Но как-то раз, когда Морвенна прервала диванный серфинг, исчезла куда-то со Спенсером и поблизости ее не было видно, он принял предложение какой-то девицы затянуться ее косячком и после нескольких минут под кайфом обнаружил, что девушка покинула его и ушла танцевать, а вместо нее рядом оказался Трой… и все пошло вразнос…
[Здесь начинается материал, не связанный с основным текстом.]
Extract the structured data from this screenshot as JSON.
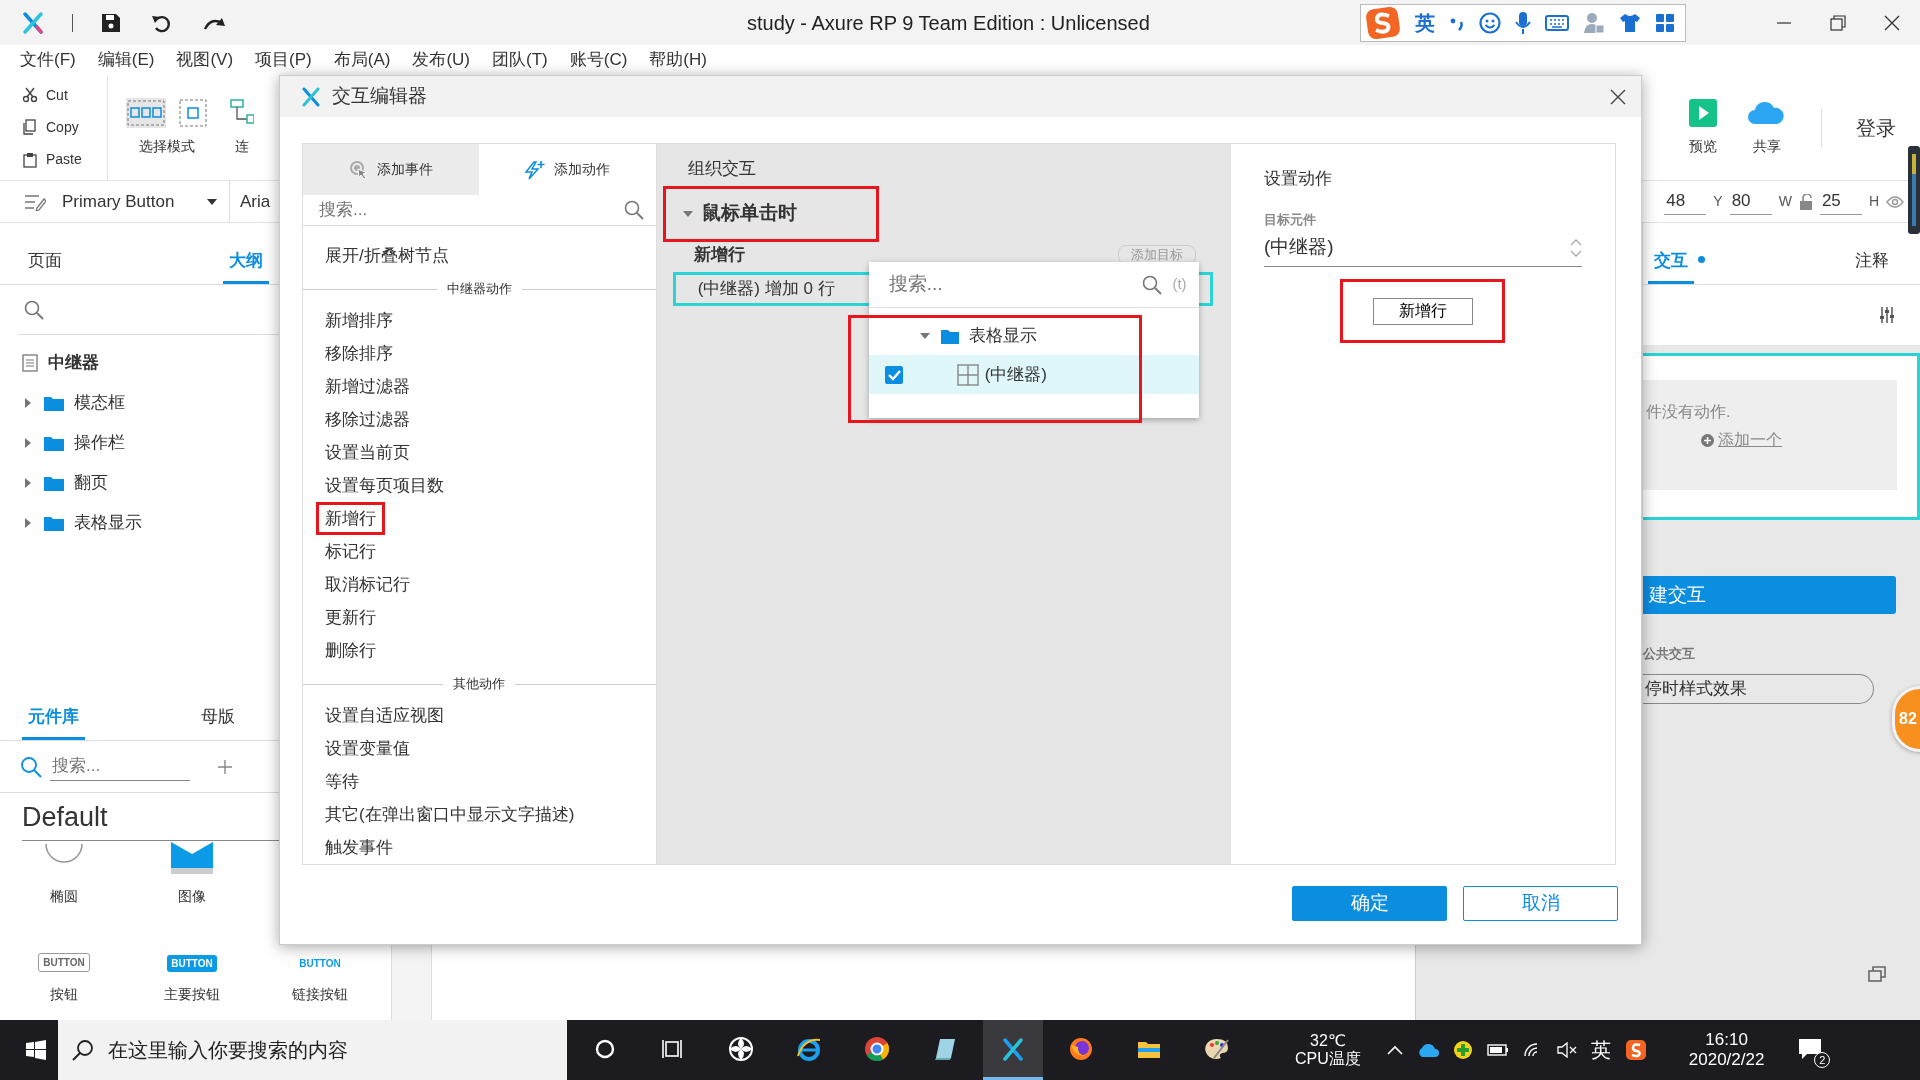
{
  "window": {
    "title": "study - Axure RP 9 Team Edition : Unlicensed"
  },
  "ime_bar": {
    "mode": "英"
  },
  "menu": [
    "文件(F)",
    "编辑(E)",
    "视图(V)",
    "项目(P)",
    "布局(A)",
    "发布(U)",
    "团队(T)",
    "账号(C)",
    "帮助(H)"
  ],
  "toolbar": {
    "clipboard": [
      {
        "label": "Cut",
        "kind": "cut"
      },
      {
        "label": "Copy",
        "kind": "copy"
      },
      {
        "label": "Paste",
        "kind": "paste"
      }
    ],
    "tools": [
      {
        "label": "选择模式",
        "kind": "select"
      },
      {
        "label": "连",
        "kind": "connect"
      }
    ],
    "actions": [
      {
        "label": "预览",
        "kind": "preview"
      },
      {
        "label": "共享",
        "kind": "share"
      }
    ],
    "login": "登录"
  },
  "style_bar": {
    "style": "Primary Button",
    "font": "Aria",
    "geometry": [
      {
        "kind": "value",
        "text": "48"
      },
      {
        "kind": "label",
        "text": "Y"
      },
      {
        "kind": "value",
        "text": "80"
      },
      {
        "kind": "label",
        "text": "W"
      },
      {
        "kind": "lock"
      },
      {
        "kind": "value",
        "text": "25"
      },
      {
        "kind": "label",
        "text": "H"
      }
    ]
  },
  "outline_panel": {
    "tabs": [
      {
        "label": "页面",
        "selected": false
      },
      {
        "label": "大纲",
        "selected": true
      }
    ],
    "page": "中继器",
    "items": [
      {
        "label": "模态框",
        "expanded": false
      },
      {
        "label": "操作栏",
        "expanded": false
      },
      {
        "label": "翻页",
        "expanded": false
      },
      {
        "label": "表格显示",
        "expanded": false
      }
    ]
  },
  "library_panel": {
    "tabs": [
      {
        "label": "元件库",
        "selected": true
      },
      {
        "label": "母版",
        "selected": false
      }
    ],
    "placeholder": "搜索...",
    "library": "Default",
    "widgets": [
      {
        "label": "椭圆",
        "kind": "circle"
      },
      {
        "label": "图像",
        "kind": "image"
      },
      {
        "label": "按钮",
        "kind": "button",
        "caption": "BUTTON"
      },
      {
        "label": "主要按钮",
        "kind": "primary",
        "caption": "BUTTON"
      },
      {
        "label": "链接按钮",
        "kind": "link",
        "caption": "BUTTON"
      }
    ]
  },
  "dialog": {
    "title": "交互编辑器",
    "tabs": [
      {
        "label": "添加事件",
        "kind": "event",
        "selected": false
      },
      {
        "label": "添加动作",
        "kind": "action",
        "selected": true
      }
    ],
    "placeholder": "搜索...",
    "actions": [
      {
        "kind": "item",
        "label": "展开/折叠树节点",
        "highlighted": false
      },
      {
        "kind": "section",
        "label": "中继器动作"
      },
      {
        "kind": "item",
        "label": "新增排序",
        "highlighted": false
      },
      {
        "kind": "item",
        "label": "移除排序",
        "highlighted": false
      },
      {
        "kind": "item",
        "label": "新增过滤器",
        "highlighted": false
      },
      {
        "kind": "item",
        "label": "移除过滤器",
        "highlighted": false
      },
      {
        "kind": "item",
        "label": "设置当前页",
        "highlighted": false
      },
      {
        "kind": "item",
        "label": "设置每页项目数",
        "highlighted": false
      },
      {
        "kind": "item",
        "label": "新增行",
        "highlighted": true
      },
      {
        "kind": "item",
        "label": "标记行",
        "highlighted": false
      },
      {
        "kind": "item",
        "label": "取消标记行",
        "highlighted": false
      },
      {
        "kind": "item",
        "label": "更新行",
        "highlighted": false
      },
      {
        "kind": "item",
        "label": "删除行",
        "highlighted": false
      },
      {
        "kind": "section",
        "label": "其他动作"
      },
      {
        "kind": "item",
        "label": "设置自适应视图",
        "highlighted": false
      },
      {
        "kind": "item",
        "label": "设置变量值",
        "highlighted": false
      },
      {
        "kind": "item",
        "label": "等待",
        "highlighted": false
      },
      {
        "kind": "item",
        "label": "其它(在弹出窗口中显示文字描述)",
        "highlighted": false
      },
      {
        "kind": "item",
        "label": "触发事件",
        "highlighted": false
      }
    ],
    "organize": {
      "title": "组织交互",
      "event": {
        "label": "鼠标单击时",
        "expanded": true,
        "highlighted": true
      },
      "action": {
        "label": "新增行",
        "add_target": "添加目标",
        "target": "(中继器) 增加 0 行",
        "selected": true
      }
    },
    "picker": {
      "placeholder": "搜索...",
      "fx": "(t)",
      "highlighted": true,
      "tree": [
        {
          "label": "表格显示",
          "kind": "folder",
          "expanded": true,
          "children": [
            {
              "label": "(中继器)",
              "kind": "repeater",
              "checked": true,
              "selected": true
            }
          ]
        }
      ]
    },
    "settings": {
      "title": "设置动作",
      "target_label": "目标元件",
      "target_value": "(中继器)",
      "mode_button": {
        "label": "新增行",
        "highlighted": true
      }
    },
    "buttons": [
      {
        "label": "确定",
        "kind": "primary"
      },
      {
        "label": "取消",
        "kind": "secondary"
      }
    ]
  },
  "inspector": {
    "tabs": [
      {
        "label": "交互",
        "selected": true,
        "dot": true
      },
      {
        "label": "注释",
        "selected": false,
        "dot": false
      }
    ],
    "empty_text": "件没有动作.",
    "add_link": "添加一个",
    "new_button": "建交互",
    "shared_label": "公共交互",
    "shared_item": "停时样式效果",
    "badge": "82"
  },
  "taskbar": {
    "search_placeholder": "在这里输入你要搜索的内容",
    "apps": [
      {
        "kind": "cortana",
        "selected": false
      },
      {
        "kind": "taskview",
        "selected": false
      },
      {
        "kind": "pinwheel",
        "selected": false
      },
      {
        "kind": "ie",
        "selected": false
      },
      {
        "kind": "chrome",
        "selected": false
      },
      {
        "kind": "book",
        "selected": false
      },
      {
        "kind": "axure",
        "selected": true
      },
      {
        "kind": "firefox",
        "selected": false
      },
      {
        "kind": "explorer",
        "selected": false
      },
      {
        "kind": "paint",
        "selected": false
      }
    ],
    "temperature": "32℃",
    "temperature_label": "CPU温度",
    "ime": "英",
    "time": "16:10",
    "date": "2020/2/22",
    "notifications": "2"
  }
}
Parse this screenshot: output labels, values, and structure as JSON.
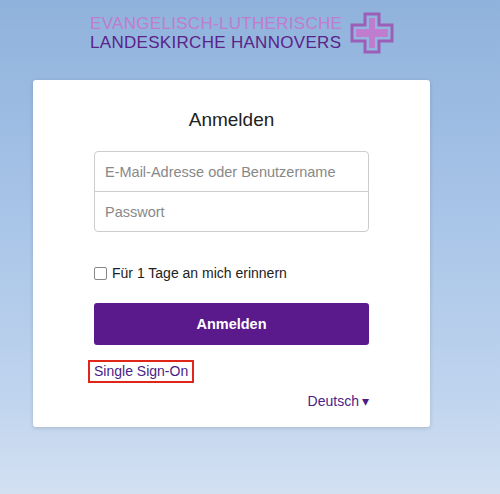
{
  "header": {
    "logo_line1": "EVANGELISCH-LUTHERISCHE",
    "logo_line2": "LANDESKIRCHE HANNOVERS"
  },
  "login": {
    "title": "Anmelden",
    "fields": [
      {
        "placeholder": "E-Mail-Adresse oder Benutzername",
        "kind": "text"
      },
      {
        "placeholder": "Passwort",
        "kind": "password"
      }
    ],
    "remember": {
      "label": "Für 1 Tage an mich erinnern",
      "checked": false
    },
    "submit": "Anmelden",
    "sso": {
      "label": "Single Sign-On",
      "highlighted": true
    },
    "language": {
      "label": "Deutsch",
      "caret": "▾"
    }
  }
}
Оглядываясь назад, вероятно, именно так бисексуальность Троя стала секретом полишинеля. Разговаривали они недолго, потому что скоро появилась полиция, выражая недовольство по поводу шума, и Морвенна настояла на том, чтобы они ушли, но Хедли наговорил достаточно, чтобы проснуться с беспокойными мыслями о том, что Трой теперь расскажет всему свету. Или, по крайней мере, Спенсеру, который расскажет Морвенне.
Однако так ничего и не было сказано, и когда он снова там появился, оказалось, что Трой был переполнен вопросами. Ну, так на что это похоже быть на самом деле геем? Как это ощущается? Что он собирается со всем этим делать, ведь он же, это самое, не просто бисексуал, как Трой? Все эти вопросы били в самую сердцевину подростковой безнадежности и неуверенности Хедли.
Но потом, как-то раз, когда он был достаточно пьян, чтобы позже все начисто отрицать, Трой сказал: «Можешь меня поцеловать. Если хочешь. Просто посмотреть, как оно, ну это самое». И они вышли поврозь, через несколько минут друг за другом, и направились в самый большой пустой сарай, спотыкаясь в темноте о Бог знает что, и целовались и целовались. Не разговаривали, не трогали друг друга — Хедли не осмеливался без поощрения — просто поцелуи. А потом кто-то вышел во двор из дома и Трой занервничал и ускользнул.
Это происходило еще три раза, опять же в сарае, и никакой больше преамбулы от Троя, кроме бормотания, «Ну ты… это самое?» и еле заметный кивок лица сексуального хорька на дверь во двор.